IEA Oil Demand Forecast: The International Energy Agency slightly reduced its global oil-demand growth forecast for 2025 to 1.05 million b/d, with growth being driven by lower prices and a better economic outlook in developed countries. It expects Chinese oil demand to grow by 220,000 b/d this year, with a rebound in gasoil consumption linked to improving sentiment around China's property market. Oil demand growth in 2024 was revised up to 940,000 b/d, boosted by lower fuel prices, colder weather, and increased U.S. petrochemical activity. The IEA projects global oil supply to rise by 1.8 million b/d in 2025, with non-OPEC+ countries contributing the bulk of the increase, while OPEC+ members may also adjust their production cuts to meet demand.

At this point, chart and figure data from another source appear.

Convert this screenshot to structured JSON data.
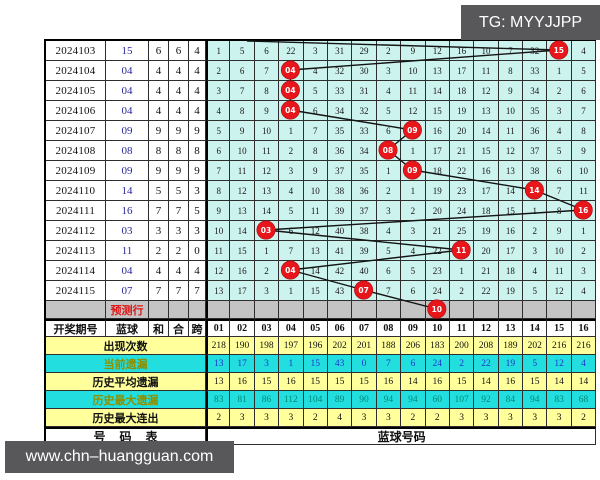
{
  "watermarks": {
    "tg": "TG: MYYJJPP",
    "site": "www.chn–huangguan.com"
  },
  "colors": {
    "grid_cell_bg": "#cdf3ef",
    "stat_yellow_bg": "#ffff9c",
    "stat_cyan_bg": "#22dede",
    "prediction_row_bg": "#c4c4c4",
    "drawn_ball_red": "#e8161b",
    "blue_ball_text": "#28289a",
    "current_miss_value_text": "#2233cc",
    "max_miss_value_text": "#008877",
    "cyan_row_label_text": "#8f8f00",
    "prediction_label_text": "#e01616",
    "watermark_bg": "#58585a"
  },
  "table": {
    "left_headers": [
      "开奖期号",
      "蓝球",
      "和",
      "合",
      "跨"
    ],
    "ball_headers": [
      "01",
      "02",
      "03",
      "04",
      "05",
      "06",
      "07",
      "08",
      "09",
      "10",
      "11",
      "12",
      "13",
      "14",
      "15",
      "16"
    ],
    "footer_left": "号码表",
    "footer_right": "蓝球号码"
  },
  "periods": [
    {
      "period": "2024103",
      "blue": "15",
      "sum": "6",
      "combo": "6",
      "span": "4",
      "circle_col": 15,
      "circle_label": "15",
      "cells": [
        "1",
        "5",
        "6",
        "22",
        "3",
        "31",
        "29",
        "2",
        "9",
        "12",
        "16",
        "10",
        "7",
        "32",
        "",
        "4"
      ]
    },
    {
      "period": "2024104",
      "blue": "04",
      "sum": "4",
      "combo": "4",
      "span": "4",
      "circle_col": 4,
      "circle_label": "04",
      "cells": [
        "2",
        "6",
        "7",
        "",
        "4",
        "32",
        "30",
        "3",
        "10",
        "13",
        "17",
        "11",
        "8",
        "33",
        "1",
        "5"
      ]
    },
    {
      "period": "2024105",
      "blue": "04",
      "sum": "4",
      "combo": "4",
      "span": "4",
      "circle_col": 4,
      "circle_label": "04",
      "cells": [
        "3",
        "7",
        "8",
        "",
        "5",
        "33",
        "31",
        "4",
        "11",
        "14",
        "18",
        "12",
        "9",
        "34",
        "2",
        "6"
      ]
    },
    {
      "period": "2024106",
      "blue": "04",
      "sum": "4",
      "combo": "4",
      "span": "4",
      "circle_col": 4,
      "circle_label": "04",
      "cells": [
        "4",
        "8",
        "9",
        "",
        "6",
        "34",
        "32",
        "5",
        "12",
        "15",
        "19",
        "13",
        "10",
        "35",
        "3",
        "7"
      ]
    },
    {
      "period": "2024107",
      "blue": "09",
      "sum": "9",
      "combo": "9",
      "span": "9",
      "circle_col": 9,
      "circle_label": "09",
      "cells": [
        "5",
        "9",
        "10",
        "1",
        "7",
        "35",
        "33",
        "6",
        "",
        "16",
        "20",
        "14",
        "11",
        "36",
        "4",
        "8"
      ]
    },
    {
      "period": "2024108",
      "blue": "08",
      "sum": "8",
      "combo": "8",
      "span": "8",
      "circle_col": 8,
      "circle_label": "08",
      "cells": [
        "6",
        "10",
        "11",
        "2",
        "8",
        "36",
        "34",
        "",
        "1",
        "17",
        "21",
        "15",
        "12",
        "37",
        "5",
        "9"
      ]
    },
    {
      "period": "2024109",
      "blue": "09",
      "sum": "9",
      "combo": "9",
      "span": "9",
      "circle_col": 9,
      "circle_label": "09",
      "cells": [
        "7",
        "11",
        "12",
        "3",
        "9",
        "37",
        "35",
        "1",
        "",
        "18",
        "22",
        "16",
        "13",
        "38",
        "6",
        "10"
      ]
    },
    {
      "period": "2024110",
      "blue": "14",
      "sum": "5",
      "combo": "5",
      "span": "3",
      "circle_col": 14,
      "circle_label": "14",
      "cells": [
        "8",
        "12",
        "13",
        "4",
        "10",
        "38",
        "36",
        "2",
        "1",
        "19",
        "23",
        "17",
        "14",
        "",
        "7",
        "11"
      ]
    },
    {
      "period": "2024111",
      "blue": "16",
      "sum": "7",
      "combo": "7",
      "span": "5",
      "circle_col": 16,
      "circle_label": "16",
      "cells": [
        "9",
        "13",
        "14",
        "5",
        "11",
        "39",
        "37",
        "3",
        "2",
        "20",
        "24",
        "18",
        "15",
        "1",
        "8",
        ""
      ]
    },
    {
      "period": "2024112",
      "blue": "03",
      "sum": "3",
      "combo": "3",
      "span": "3",
      "circle_col": 3,
      "circle_label": "03",
      "cells": [
        "10",
        "14",
        "",
        "6",
        "12",
        "40",
        "38",
        "4",
        "3",
        "21",
        "25",
        "19",
        "16",
        "2",
        "9",
        "1"
      ]
    },
    {
      "period": "2024113",
      "blue": "11",
      "sum": "2",
      "combo": "2",
      "span": "0",
      "circle_col": 11,
      "circle_label": "11",
      "cells": [
        "11",
        "15",
        "1",
        "7",
        "13",
        "41",
        "39",
        "5",
        "4",
        "22",
        "",
        "20",
        "17",
        "3",
        "10",
        "2"
      ]
    },
    {
      "period": "2024114",
      "blue": "04",
      "sum": "4",
      "combo": "4",
      "span": "4",
      "circle_col": 4,
      "circle_label": "04",
      "cells": [
        "12",
        "16",
        "2",
        "",
        "14",
        "42",
        "40",
        "6",
        "5",
        "23",
        "1",
        "21",
        "18",
        "4",
        "11",
        "3"
      ]
    },
    {
      "period": "2024115",
      "blue": "07",
      "sum": "7",
      "combo": "7",
      "span": "7",
      "circle_col": 7,
      "circle_label": "07",
      "cells": [
        "13",
        "17",
        "3",
        "1",
        "15",
        "43",
        "",
        "7",
        "6",
        "24",
        "2",
        "22",
        "19",
        "5",
        "12",
        "4"
      ]
    }
  ],
  "prediction": {
    "label": "预测行",
    "circle_col": 10,
    "circle_label": "10"
  },
  "stats": [
    {
      "label": "出现次数",
      "style": "yellow",
      "values": [
        "218",
        "190",
        "198",
        "197",
        "196",
        "202",
        "201",
        "188",
        "206",
        "183",
        "200",
        "208",
        "189",
        "202",
        "216",
        "216"
      ]
    },
    {
      "label": "当前遗漏",
      "style": "cyan-blue",
      "values": [
        "13",
        "17",
        "3",
        "1",
        "15",
        "43",
        "0",
        "7",
        "6",
        "24",
        "2",
        "22",
        "19",
        "5",
        "12",
        "4"
      ]
    },
    {
      "label": "历史平均遗漏",
      "style": "yellow",
      "values": [
        "13",
        "16",
        "15",
        "16",
        "15",
        "15",
        "15",
        "16",
        "14",
        "16",
        "15",
        "14",
        "16",
        "15",
        "14",
        "14"
      ]
    },
    {
      "label": "历史最大遗漏",
      "style": "cyan-green",
      "values": [
        "83",
        "81",
        "86",
        "112",
        "104",
        "89",
        "90",
        "94",
        "94",
        "60",
        "107",
        "92",
        "84",
        "94",
        "83",
        "68"
      ]
    },
    {
      "label": "历史最大连出",
      "style": "yellow",
      "values": [
        "2",
        "3",
        "3",
        "3",
        "2",
        "4",
        "3",
        "3",
        "2",
        "2",
        "3",
        "3",
        "3",
        "3",
        "3",
        "2"
      ]
    }
  ]
}
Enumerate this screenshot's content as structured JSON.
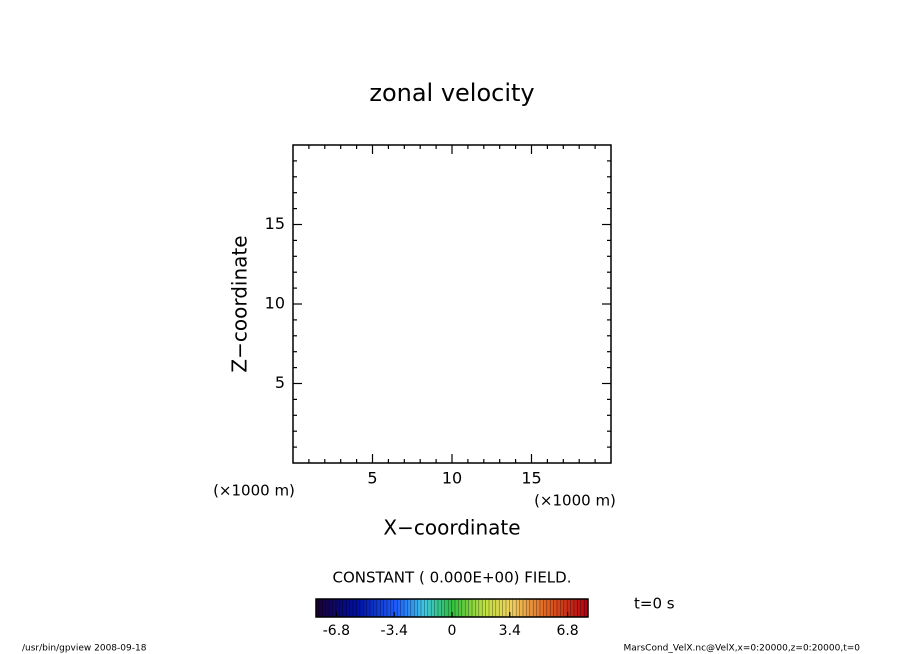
{
  "chart_data": {
    "type": "contour",
    "title": "zonal velocity",
    "xlabel": "X−coordinate",
    "ylabel": "Z−coordinate",
    "xunit": "(×1000 m)",
    "yunit": "(×1000 m)",
    "xlim": [
      0,
      20
    ],
    "ylim": [
      0,
      20
    ],
    "xticks": [
      5,
      10,
      15
    ],
    "yticks": [
      5,
      10,
      15
    ],
    "xminorticks": [
      1,
      2,
      3,
      4,
      6,
      7,
      8,
      9,
      11,
      12,
      13,
      14,
      16,
      17,
      18,
      19
    ],
    "yminorticks": [
      1,
      2,
      3,
      4,
      6,
      7,
      8,
      9,
      11,
      12,
      13,
      14,
      16,
      17,
      18,
      19
    ],
    "note": "CONSTANT ( 0.000E+00) FIELD.",
    "time_label": "t=0 s",
    "colorbar": {
      "lim": [
        -8,
        8
      ],
      "ticks": [
        -6.8,
        -3.4,
        0,
        3.4,
        6.8
      ]
    },
    "footer_left": "/usr/bin/gpview   2008-09-18",
    "footer_right": "MarsCond_VelX.nc@VelX,x=0:20000,z=0:20000,t=0"
  }
}
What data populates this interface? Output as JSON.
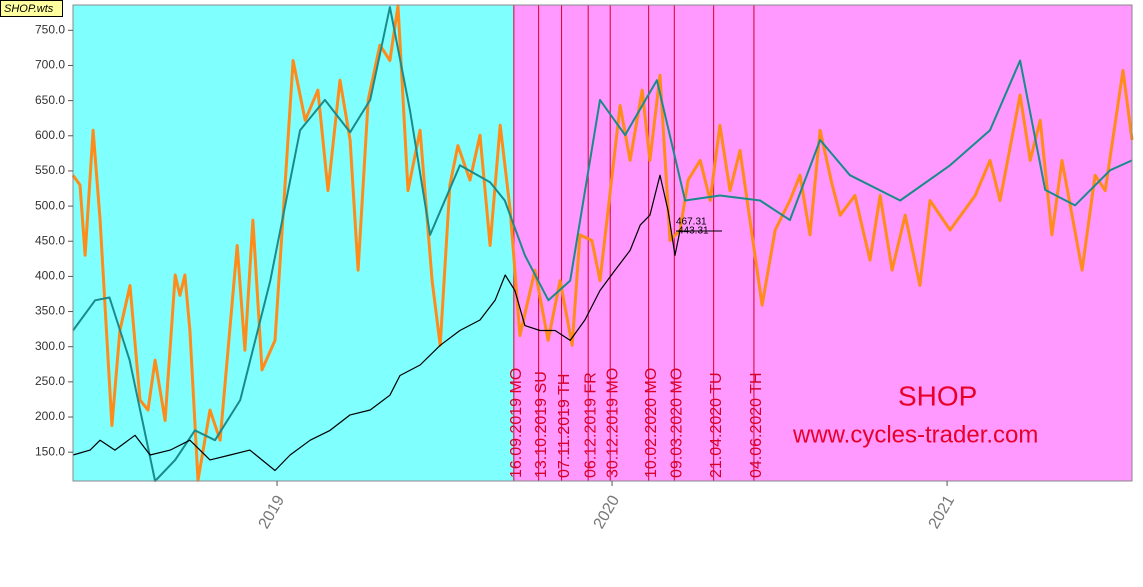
{
  "chart_data": {
    "type": "line",
    "file_label": "SHOP.wts",
    "xlim": [
      2018.391,
      2021.552
    ],
    "xticks": [
      2019,
      2020,
      2021
    ],
    "ylim": [
      109,
      786
    ],
    "yticks": [
      {
        "value": 150,
        "label": "150.0"
      },
      {
        "value": 200,
        "label": "200.0"
      },
      {
        "value": 250,
        "label": "250.0"
      },
      {
        "value": 300,
        "label": "300.0"
      },
      {
        "value": 350,
        "label": "350.0"
      },
      {
        "value": 400,
        "label": "400.0"
      },
      {
        "value": 450,
        "label": "450.0"
      },
      {
        "value": 500,
        "label": "500.0"
      },
      {
        "value": 550,
        "label": "550.0"
      },
      {
        "value": 600,
        "label": "600.0"
      },
      {
        "value": 650,
        "label": "650.0"
      },
      {
        "value": 700,
        "label": "700.0"
      },
      {
        "value": 750,
        "label": "750.0"
      }
    ],
    "background_before": "#80ffff",
    "background_after": "#ff99ff",
    "cycle_color": "#d8002a",
    "cycle_dates": [
      "16.09.2019 MO",
      "13.10.2019 SU",
      "07.11.2019 TH",
      "06.12.2019 FR",
      "30.12.2019 MO",
      "10.02.2020 MO",
      "09.03.2020 MO",
      "21.04.2020 TU",
      "04.06.2020 TH"
    ],
    "annotations": [
      "467.31",
      "443.31"
    ],
    "symbol": "SHOP",
    "website": "www.cycles-trader.com",
    "series": [
      {
        "color": "#ff8c1a",
        "width": 3,
        "x": [
          2018.391,
          2018.412,
          2018.427,
          2018.451,
          2018.472,
          2018.507,
          2018.531,
          2018.561,
          2018.591,
          2018.615,
          2018.636,
          2018.666,
          2018.696,
          2018.71,
          2018.725,
          2018.74,
          2018.764,
          2018.8,
          2018.83,
          2018.881,
          2018.904,
          2018.928,
          2018.955,
          2018.994,
          2019.048,
          2019.084,
          2019.122,
          2019.152,
          2019.188,
          2019.218,
          2019.242,
          2019.272,
          2019.307,
          2019.337,
          2019.361,
          2019.391,
          2019.427,
          2019.463,
          2019.487,
          2019.516,
          2019.54,
          2019.576,
          2019.606,
          2019.636,
          2019.666,
          2019.696,
          2019.725,
          2019.77,
          2019.809,
          2019.845,
          2019.881,
          2019.904,
          2019.94,
          2019.964,
          2020.024,
          2020.054,
          2020.09,
          2020.113,
          2020.143,
          2020.173,
          2020.203,
          2020.227,
          2020.263,
          2020.293,
          2020.322,
          2020.352,
          2020.382,
          2020.448,
          2020.487,
          2020.531,
          2020.561,
          2020.591,
          2020.621,
          2020.657,
          2020.681,
          2020.725,
          2020.77,
          2020.8,
          2020.836,
          2020.875,
          2020.919,
          2020.949,
          2021.009,
          2021.084,
          2021.128,
          2021.158,
          2021.218,
          2021.248,
          2021.278,
          2021.313,
          2021.343,
          2021.403,
          2021.442,
          2021.472,
          2021.525,
          2021.552
        ],
        "values": [
          544,
          530,
          430,
          608,
          480,
          188,
          323,
          387,
          224,
          210,
          281,
          195,
          402,
          373,
          402,
          323,
          110,
          210,
          167,
          444,
          295,
          480,
          267,
          309,
          707,
          622,
          665,
          522,
          679,
          594,
          409,
          651,
          729,
          707,
          785,
          522,
          608,
          394,
          302,
          530,
          586,
          537,
          601,
          444,
          615,
          494,
          316,
          409,
          309,
          394,
          302,
          459,
          451,
          394,
          643,
          565,
          665,
          565,
          686,
          451,
          466,
          537,
          565,
          508,
          615,
          522,
          579,
          359,
          466,
          508,
          544,
          459,
          608,
          530,
          487,
          515,
          423,
          515,
          409,
          487,
          387,
          508,
          466,
          515,
          565,
          508,
          658,
          565,
          622,
          459,
          565,
          409,
          544,
          522,
          693,
          594
        ]
      },
      {
        "color": "#1a8a8a",
        "width": 2,
        "x": [
          2018.391,
          2018.457,
          2018.5,
          2018.56,
          2018.636,
          2018.696,
          2018.755,
          2018.815,
          2018.89,
          2018.98,
          2019.069,
          2019.143,
          2019.218,
          2019.278,
          2019.337,
          2019.397,
          2019.457,
          2019.546,
          2019.636,
          2019.68,
          2019.74,
          2019.81,
          2019.875,
          2019.964,
          2020.039,
          2020.134,
          2020.218,
          2020.322,
          2020.442,
          2020.531,
          2020.621,
          2020.71,
          2020.86,
          2021.009,
          2021.128,
          2021.218,
          2021.293,
          2021.382,
          2021.487,
          2021.552
        ],
        "values": [
          323,
          366,
          370,
          281,
          109,
          139,
          181,
          167,
          224,
          394,
          608,
          651,
          605,
          651,
          783,
          636,
          459,
          558,
          534,
          508,
          430,
          366,
          394,
          651,
          601,
          679,
          508,
          515,
          508,
          480,
          594,
          544,
          508,
          558,
          608,
          707,
          523,
          501,
          551,
          565
        ]
      },
      {
        "color": "#000000",
        "width": 1.2,
        "x": [
          2018.391,
          2018.442,
          2018.472,
          2018.516,
          2018.576,
          2018.621,
          2018.681,
          2018.74,
          2018.8,
          2018.86,
          2018.919,
          2018.994,
          2019.039,
          2019.099,
          2019.158,
          2019.218,
          2019.278,
          2019.337,
          2019.367,
          2019.427,
          2019.487,
          2019.546,
          2019.606,
          2019.651,
          2019.681,
          2019.71,
          2019.74,
          2019.785,
          2019.83,
          2019.875,
          2019.919,
          2019.964,
          2020.009,
          2020.054,
          2020.084,
          2020.113,
          2020.143,
          2020.167,
          2020.188,
          2020.203
        ],
        "values": [
          146,
          153,
          167,
          153,
          174,
          146,
          153,
          167,
          139,
          146,
          153,
          124,
          146,
          167,
          181,
          203,
          210,
          231,
          259,
          274,
          302,
          323,
          338,
          366,
          402,
          380,
          330,
          323,
          323,
          309,
          338,
          380,
          409,
          437,
          473,
          487,
          544,
          494,
          430,
          466
        ]
      }
    ]
  }
}
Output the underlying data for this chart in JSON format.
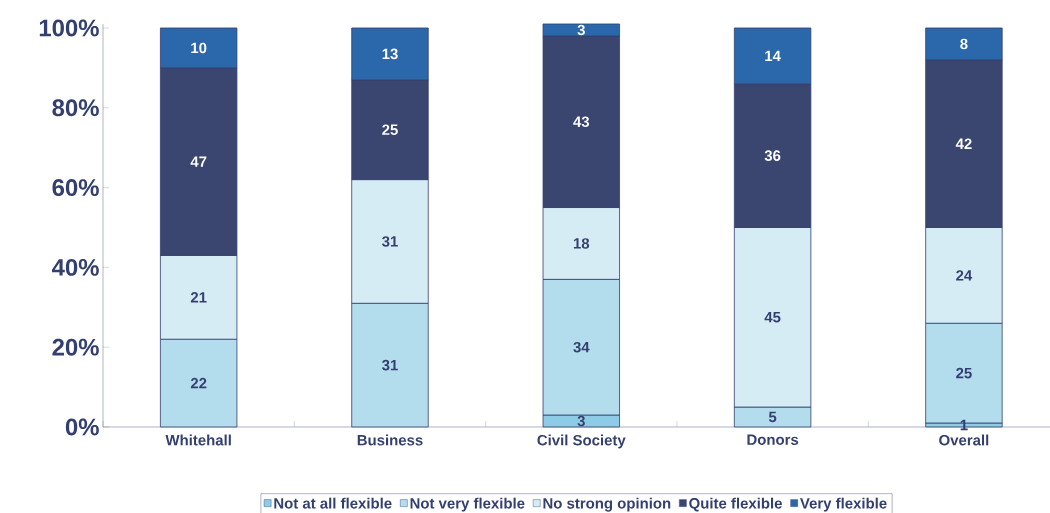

Ceasefire Deal: Israel and Hamas agreed to a deal to halt fighting in Gaza and exchange Israeli hostages for Palestinian prisoners, an official briefed on the deal told Reuters on Wednesday, opening the way to a possible end to a 15-month war that has upended the Middle East. The agreement follows months of on-off negotiations brokered by Egyptian and Qatari mediators, with the backing of the United States, and came just ahead of the Jan. 20 inauguration of U.S. President-elect Donald Trump.
U.S. Inventories: The EIA on Wednesday reported U.S. crude oil stocks, excluding the SPR, fell to their lowest levels since April 2022 while refined product inventories rose. The agency said commercial crude stocks fell last week by 2 million bbl as exports increased and imports decreased, while gasoline holdings rose by about 5.9 million bbl, marking a third straight week of 5-million-bbl builds for gasoline. Distillate inventories rose by 3.1 million bbl surpassing expectations. EIA reported gasoline demand fell last week, but remained comfortably above 8 million b/d at 8.325 million b/d. Distillate demand climbed more than 20% week over week by nearly 700,000 b/d to 3.839 million b/d with cold weather likely behind some of the gain.
Market Overview: Oil prices eased slightly after reaching multi-month highs, driven by U.S. sanctions on Russia and a larger-than-expected drop in U.S. crude stocks. U.S. crude oil inventories fell to their lowest since April 2022, partly due to rising exports and falling imports. The tightening global supply outlook is exacerbated by sanctions on Russian oil producers, which have prompted buyers to seek alternative sources. Meanwhile, global oil demand growth has been slightly below expectations, though factors like increased travel in India and China could boost consumption in the coming weeks

In the January Short Term Energy Outlook published by the EIA, global liquid fuel production growth increases in 2025 and 2026 due to a combination of the relaxation of OPEC+ production cuts and further growth from countries outside of OPEC+. Global liquid fuel production increases by 1.8 million b/d in 2025, up from growth of 0.5 million b/d in 2024. The EIA expects growth of 0.2 million b/d in 2025 from OPEC+ producers, before production grows by 0.6 million b/d in 2026 as voluntary production cuts unwind but output remains below the group’s current targets in an effort to avoid significant inventory increases. They still expect growth in oil production during 2025 to be led by countries outside of OPEC+, increasing by 1.6 million b/d before slowing to growth of less than 0.9 million b/d in 2026. Production growth outside of OPEC+ is expected to be driven by the United States, Canada, Brazil, and Guyana in 2025. Except for Brazil, growth slows for all those countries in 2026.

Oil prices settled lower on Thursday, driven by expectations that Yemen's Houthi militia would cease its attacks on ships in the Red Sea, which had previously disrupted global shipping. U.S. retail sales data showed strong demand, but investors interpreted this as a sign the Federal Reserve might hold off on cutting interest rates soon. This caused some initial losses in oil prices, although comments from Fed Governor Christopher Waller about potential rate cuts helped prices regain ground. Meanwhile, U.S. sanctions on Russia continued to weigh on the market, particularly as Russia's oil customers sought alternatives. Lastly ,investors were cautious ahead of the new U.S. administration's approach to these sanctions and its potential impact on oil prices.